11. An air cleaner assembly comprising:

(a) an air cleaner housing defining: an interior; an air flow inlet arrangement; and, an air flow outlet arrangement;

(i) the air cleaner housing comprising: a housing main body with a service end; and, an access cover; and,

(ii) a hinge arrangement securing the access cover to the main body; the access cover being pivotable around the hinge arrangement between a hinged open position and a hinged closed position; the access cover being positioned such that:

(A) when in a hinged closed position, the access cover is positioned closing the service access end of the housing body, for air cleaner operation; and,

(B) when in the hinged open position, the access cover is positioned opening the service access end of the housing body for servicing;

(b) a releasable locking engagement selectively actuatable to secure the access cover in the hinged closed position and to release the access cover to pivot around the hinge arrangement.

(i) the releasable locking arrangement comprises a projection arrangement on the access cover and a receiver arrangement on the main housing body; and,

(ii) the releasable locking arrangement comprises an actuator arrangement actuated by service provider engagement with a single actuator control member;. (A) the single actuator control member being positioned at a side of the housing main body.

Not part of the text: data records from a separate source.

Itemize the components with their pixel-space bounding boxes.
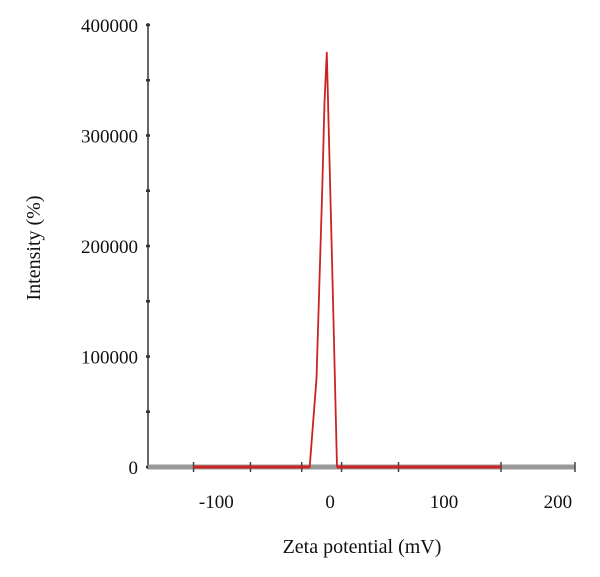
y-tick-label: 0 [129,458,139,479]
x-axis: -100 0 100 200 [148,462,576,513]
x-tick-label: -100 [199,492,234,513]
x-tick-label: 200 [544,492,573,513]
y-tick-label: 200000 [81,237,138,258]
x-axis-title: Zeta potential (mV) [283,536,442,558]
plot-area: 0 100000 200000 300000 400000 -100 0 100 200 [81,16,576,513]
y-tick-label: 300000 [81,127,138,148]
series-group [193,51,501,469]
y-tick-label: 400000 [81,16,138,37]
x-tick-label: 100 [430,492,459,513]
y-tick-label: 100000 [81,348,138,369]
x-tick-label: 0 [325,492,335,513]
y-axis-title: Intensity (%) [23,196,45,301]
y-axis: 0 100000 200000 300000 400000 [81,16,150,479]
series-line [193,51,501,468]
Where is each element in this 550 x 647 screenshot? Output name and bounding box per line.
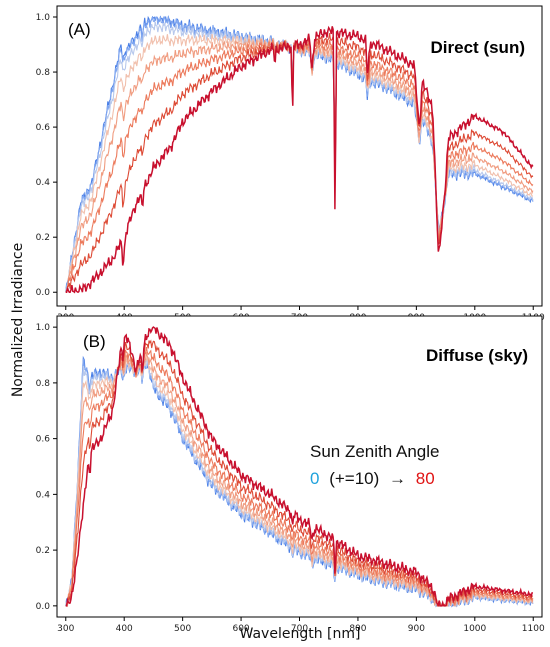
legend-title: Sun Zenith Angle: [310, 442, 439, 461]
panel-direct-y-ticks: 0.0 0.2 0.4 0.6 0.8 1.0: [36, 13, 57, 298]
legend-arrow-icon: →: [389, 469, 406, 488]
panel-diffuse: 300 400 500 600 700 800 900 1000 1100 0.00.20.40…: [36, 315, 545, 634]
panel-diffuse-series: [65, 326, 534, 608]
y-tick-label: 0.2: [36, 546, 50, 556]
panel-diffuse-y-ticks: 0.0 0.2 0.4 0.6 0.8 1.0: [36, 323, 57, 612]
x-tick-label: 900: [408, 624, 425, 634]
y-tick-label: 0.0: [36, 288, 51, 298]
x-tick-label: 500: [174, 624, 191, 634]
y-tick-label: 0.8: [36, 379, 51, 389]
panel-direct-title: Direct (sun): [431, 38, 525, 57]
legend-start: 0: [310, 469, 319, 488]
y-tick-label: 0.6: [36, 123, 51, 133]
x-tick-label: 1000: [463, 624, 486, 634]
series-line-sza-50: [65, 39, 534, 293]
x-tick-label: 300: [57, 624, 74, 634]
series-line-sza-60: [65, 33, 534, 293]
legend-step: (+=10): [329, 469, 379, 488]
x-tick-label: 600: [232, 624, 249, 634]
legend-range: 0 (+=10) → 80: [310, 469, 435, 488]
y-tick-label: 0.4: [36, 178, 51, 188]
y-axis-label: Normalized Irradiance: [10, 243, 26, 397]
panel-direct-label: (A): [68, 20, 91, 39]
panel-diffuse-title: Diffuse (sky): [426, 346, 528, 365]
y-tick-label: 0.4: [36, 490, 51, 500]
panel-diffuse-x-ticks: 300 400 500 600 700 800 900 1000 1100: [57, 617, 545, 634]
y-tick-label: 0.0: [36, 602, 51, 612]
series-line-sza-70: [65, 326, 534, 607]
legend-annotation: Sun Zenith Angle 0 (+=10) → 80: [310, 442, 439, 488]
x-tick-label: 1100: [522, 624, 545, 634]
x-axis-label: Wavelength [nm]: [240, 626, 361, 642]
y-tick-label: 0.2: [36, 233, 50, 243]
panel-diffuse-label: (B): [83, 332, 106, 351]
y-tick-label: 1.0: [36, 13, 51, 23]
x-tick-label: 700: [291, 624, 308, 634]
legend-end: 80: [416, 469, 435, 488]
panel-direct-series: [65, 15, 534, 294]
x-tick-label: 800: [349, 624, 366, 634]
x-tick-label: 400: [116, 624, 133, 634]
y-tick-label: 1.0: [36, 323, 51, 333]
series-line-sza-70: [65, 25, 534, 294]
y-tick-label: 0.6: [36, 435, 51, 445]
y-tick-label: 0.8: [36, 68, 51, 78]
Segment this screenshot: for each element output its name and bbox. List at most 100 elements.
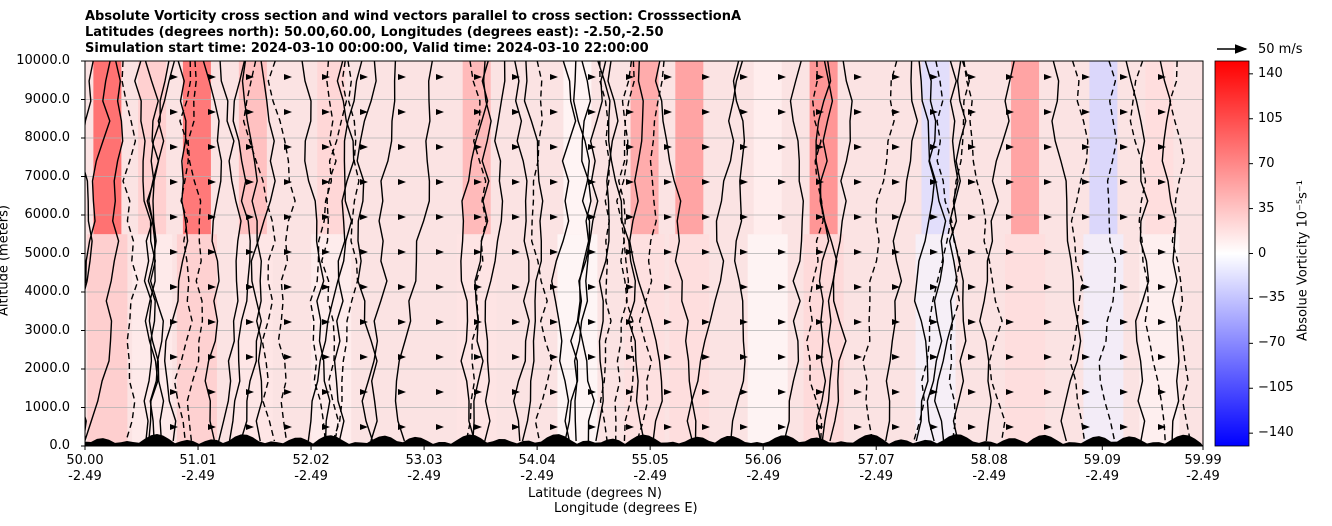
wind-vector bbox=[1044, 74, 1052, 80]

12. An air cleaner assembly according to any one of claims 1-11 wherein: (a) the media pack comprises a stack of single facer strips comprising fluted media sheet secured to facing media sheet; and, (b) the housing seal arrangement comprises a pinch seal member positioned: on the filter cartridge surrounding the media pack; and, pinched between the access cover and the housing main body, when the access cover is in the hinged closed position.

13. A method of opening an across cover hingedly secured to an air cleaner housing, for servicing of a internally serviced air filter cartridge; the method comprising a step of:

(a) actuating an actuator for a closure lock arrangement by manipulating the actuator at a first side only of the air cleaner housing without a need for reaching under the air cleaner housing; (i) the step of actuating comprising manipulating a single actuator to completely release the access cover for opening.

14. A method according to claim 13 wherein:

(a) the access cover is hingedly secured to the housing by a hinge arrangement including an opening bias arrangement therein; and,

(b) the step of actuating is conducted to release the access cover for automatic hinged movement around the hinge arrangement, to a hinged open orientation, under an opening bias by the opening bias arrangement.

15. A method according to any one of claims 13 and 14 wherein: (a) the step of actuating comprising pressing a button.

16. A method of closing an access cover of an air cleaner; the method comprising a step of:

(a) providing an air cleaner housing with an access cover mounted on a housing main body by a hinge; (i) the access cover having a projection member of a projection/receiver arrangement thereon; and, (ii) the housing main body having a receiver member of a projection/receiver arrangement thereon; and, (A) the assembly including an automatic closure lock arrangement actuated when the projection arrangement is pushed into the receiver arrangement; and, (b) closing the access cover around the hinge to the hinged closed arrangement in which the projection member is received within the receiver member.

17. A method according to claim 16 wherein:

(a) the step of closing includes pinching a housing seal member, of an operably received filter cartridge, between the access cover and the housing main body.